O lixo aparece. Feio, sem graça, sem trazer nada de novo, sem acrescentar nada. Era simples: jogar na lata ou na trituradora.
Aí, o espertalhão vem com uma excelente ideia: por que não ganhar dinheiro com esse lixo? Os não-espertalhões argumentam: ora, porque isso é lixo; é feio, não tem graça, não traz nada de novo e não acrescenta nada. O espertalhão preferiria não responder, mas responde: "e daí? O importante é que eu vou ganhar dinheiro!".
E então o lixo, em vez de ir para a lata ou a trituradora, vai para o computador. O computador se esforça: melhora infinitamente a imagem, melhora o som, melhora a narrativa. O lixo fica parecendo produto. Continua feio, sem graça, sem trazer nada de novo e sem acrescentar nada. Mas vira um lixo apresentável.
O problema é que geralmente o lixo tem um dono. E não dá para reciclar o lixo sem reciclar o dono. O computador sabe que, para achar mais lixo, as pessoas procurarão o dono. As pessoas não sabem que, para achar mais lixo, podem procurar milhares de outros donos de lixo, tão competentes em fazer coisas feias, sem graça, sem trazer nada de novo e sem acrescentar nada quanto quaisquer outras.
Mas o computador tem até fórmulas para o dono do lixo: assessoria de imprensa, aulas de etiqueta e um monte de coisas, respostas padrão para jornalistas não encomendados. O computador manda colocar uma roupinha da moda, se é dono, e uns silicones, se é dona. Pronto, o dono já é tão apresentável quanto seu lixo.

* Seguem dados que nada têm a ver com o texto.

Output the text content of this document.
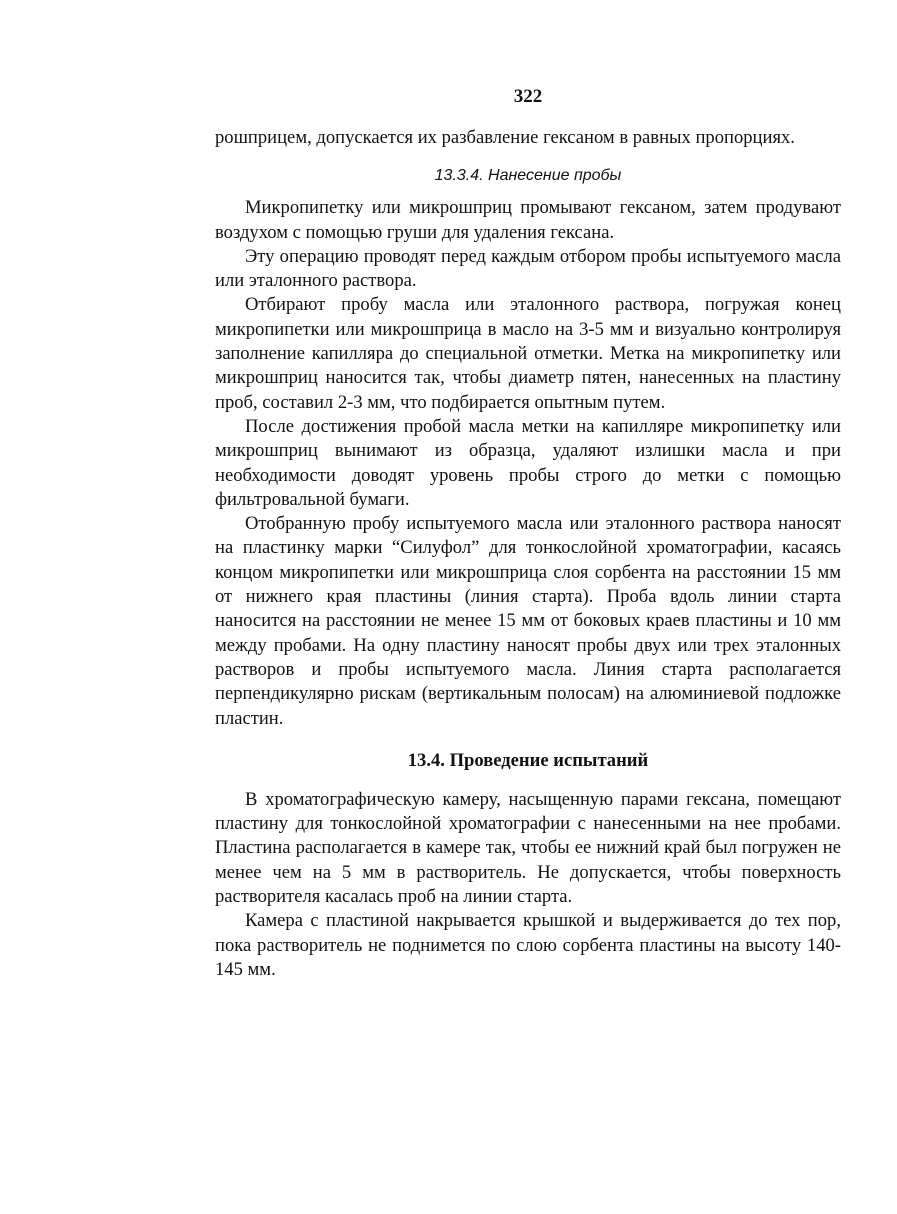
322

рошприцем, допускается их разбавление гексаном в равных пропорциях.

13.3.4. Нанесение пробы

Микропипетку или микрошприц промывают гексаном, затем продувают воздухом с помощью груши для удаления гексана.

Эту операцию проводят перед каждым отбором пробы испытуемого масла или эталонного раствора.

Отбирают пробу масла или эталонного раствора, погружая конец микропипетки или микрошприца в масло на 3-5 мм и визуально контролируя заполнение капилляра до специальной отметки. Метка на микропипетку или микрошприц наносится так, чтобы диаметр пятен, нанесенных на пластину проб, составил 2-3 мм, что подбирается опытным путем.

После достижения пробой масла метки на капилляре микропипетку или микрошприц вынимают из образца, удаляют излишки масла и при необходимости доводят уровень пробы строго до метки с помощью фильтровальной бумаги.

Отобранную пробу испытуемого масла или эталонного раствора наносят на пластинку марки “Силуфол” для тонкослойной хроматографии, касаясь концом микропипетки или микрошприца слоя сорбента на расстоянии 15 мм от нижнего края пластины (линия старта). Проба вдоль линии старта наносится на расстоянии не менее 15 мм от боковых краев пластины и 10 мм между пробами. На одну пластину наносят пробы двух или трех эталонных растворов и пробы испытуемого масла. Линия старта располагается перпендикулярно рискам (вертикальным полосам) на алюминиевой подложке пластин.

13.4. Проведение испытаний

В хроматографическую камеру, насыщенную парами гексана, помещают пластину для тонкослойной хроматографии с нанесенными на нее пробами. Пластина располагается в камере так, чтобы ее нижний край был погружен не менее чем на 5 мм в растворитель. Не допускается, чтобы поверхность растворителя касалась проб на линии старта.

Камера с пластиной накрывается крышкой и выдерживается до тех пор, пока растворитель не поднимется по слою сорбента пластины на высоту 140-145 мм.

Agora é hora de replicar o lixo. Não, não é reciclar: é replicar. É mostrar o lixo na mão de gente sorrindo. É jogar o lixo na mídia. É fazer gente conhecida dizer que o lixo é bom. É associar o lixo a "estar na onda" ou "estar por dentro". É tornar impossível a quem não liga para o lixo de ficar indiferente a ele. Aos que tentarem resistir, replicar, mais e mais. Naturalizar o lixo. Fazer com que o lixo seja um padrão, algo a ser copiado. Parabenizar publicamente o dono do lixo. Pagar puxa-sacos e liberar otários para pedirem mais lixo ao dono do lixo. Convocar intelectuais para afirmarem o direito ao lixo e condenarem como antidemocráticos e atrasados os que chamam o lixo de lixo. Criar uma polêmica sobre a qualidade do lixo, e obrigar os que não gostam do lixo a consumir o lixo para terem autoridade ao criticá-lo. Escrever sobre o lixo, justificando-o, reconhecendo que ele tem aspectos sadios para a cultura, apesar de ser feio, sem graça, sem novidade e sem nada a acrescentar.

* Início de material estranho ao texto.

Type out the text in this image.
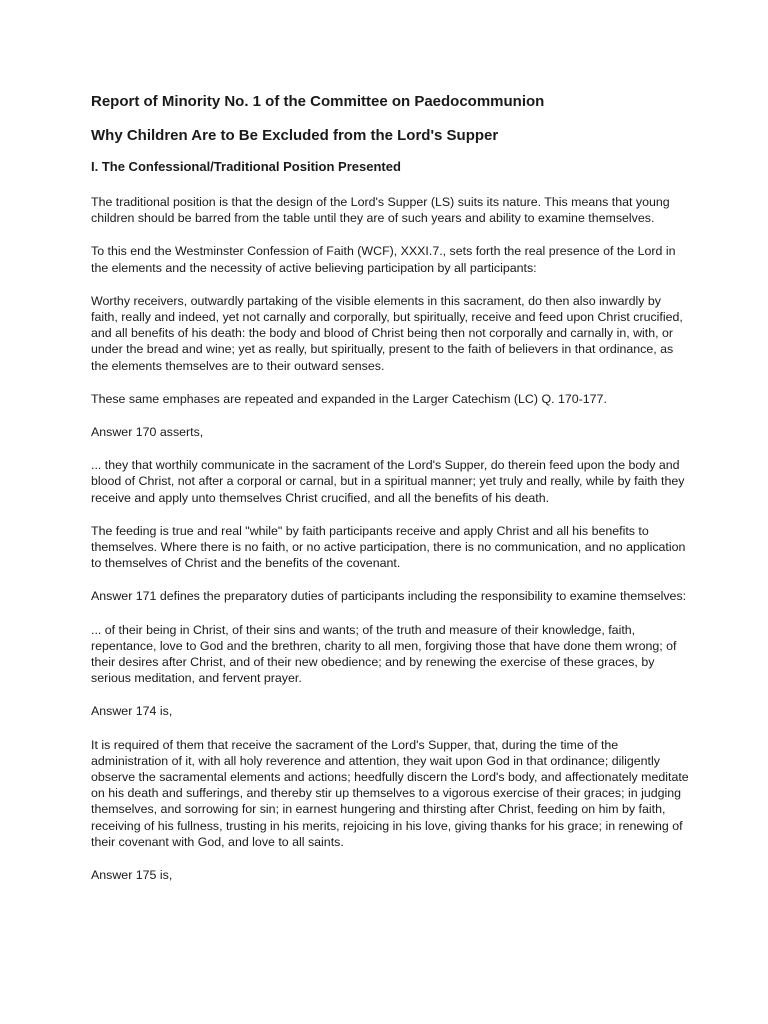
Report of Minority No. 1 of the Committee on Paedocommunion
Why Children Are to Be Excluded from the Lord's Supper
I. The Confessional/Traditional Position Presented

The traditional position is that the design of the Lord's Supper (LS) suits its nature. This means that young children should be barred from the table until they are of such years and ability to examine themselves.

To this end the Westminster Confession of Faith (WCF), XXXI.7., sets forth the real presence of the Lord in the elements and the necessity of active believing participation by all participants:

Worthy receivers, outwardly partaking of the visible elements in this sacrament, do then also inwardly by faith, really and indeed, yet not carnally and corporally, but spiritually, receive and feed upon Christ crucified, and all benefits of his death: the body and blood of Christ being then not corporally and carnally in, with, or under the bread and wine; yet as really, but spiritually, present to the faith of believers in that ordinance, as the elements themselves are to their outward senses.

These same emphases are repeated and expanded in the Larger Catechism (LC) Q. 170-177.

Answer 170 asserts,

... they that worthily communicate in the sacrament of the Lord's Supper, do therein feed upon the body and blood of Christ, not after a corporal or carnal, but in a spiritual manner; yet truly and really, while by faith they receive and apply unto themselves Christ crucified, and all the benefits of his death.

The feeding is true and real "while" by faith participants receive and apply Christ and all his benefits to themselves. Where there is no faith, or no active participation, there is no communication, and no application to themselves of Christ and the benefits of the covenant.

Answer 171 defines the preparatory duties of participants including the responsibility to examine themselves:

... of their being in Christ, of their sins and wants; of the truth and measure of their knowledge, faith, repentance, love to God and the brethren, charity to all men, forgiving those that have done them wrong; of their desires after Christ, and of their new obedience; and by renewing the exercise of these graces, by serious meditation, and fervent prayer.

Answer 174 is,

It is required of them that receive the sacrament of the Lord's Supper, that, during the time of the administration of it, with all holy reverence and attention, they wait upon God in that ordinance; diligently observe the sacramental elements and actions; heedfully discern the Lord's body, and affectionately meditate on his death and sufferings, and thereby stir up themselves to a vigorous exercise of their graces; in judging themselves, and sorrowing for sin; in earnest hungering and thirsting after Christ, feeding on him by faith, receiving of his fullness, trusting in his merits, rejoicing in his love, giving thanks for his grace; in renewing of their covenant with God, and love to all saints.

Answer 175 is,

E se o dono do lixo concordar em continuar revirando seus estrumes e porcarias para oferecer lixo dentro desse esquema, ele pode se tornar um verdadeiro lixo humano. Uma celebridade, idolatrada, querida. Feia, sem graça, sem trazer nada de novo e sem acrescentar nada a ninguém, mas querida.
Mas pode ser que o dono do lixo julgue ter direitos. Ou o direito de criar mais lixo sem recurso ao computador, ou o direito de não fazer mais lixo. Então, está na hora de procurar outro lixo para reciclar. De pegar o dono do lixo e jogar na lata ou na trituradora. De jogá-lo fora e ainda continuar lucrando com o lixo dele. Porque o espertalhão não curte lixo. Ele vende lixo para poder comprar o que não é lixo. Ele pode se desfazer do dono do lixo, porque o espertalhão é dono de algo maior: da estrutura toda da reciclagem. Então, não é preciso nem muito esforço. Basta ele parar o processo, e dono do lixo não é mais apresentável. As pessoas não procurarão mais o dono do lixo, porque os jornalistas não farão mais perguntas, os puxa-sacos não aparecerão mais, não haverá mais orientação para nada. Mas o lixo continuará apresentável e apresentado, gerando dinheiro. Feio, sem graça, sem trazer nada de novo e sem acrescentar nada, mas gerando dinheiro.
E quando o lixo gastar (porque a embalagem feita pelo computador é rapidamente degradável), não tem problema. O espertalhão sabe que lixo é fácil de achar, daqui a pouco aparece mais.
E aparece o lixo. E começa tudo de novo. Por isso é que se chama reciclagem.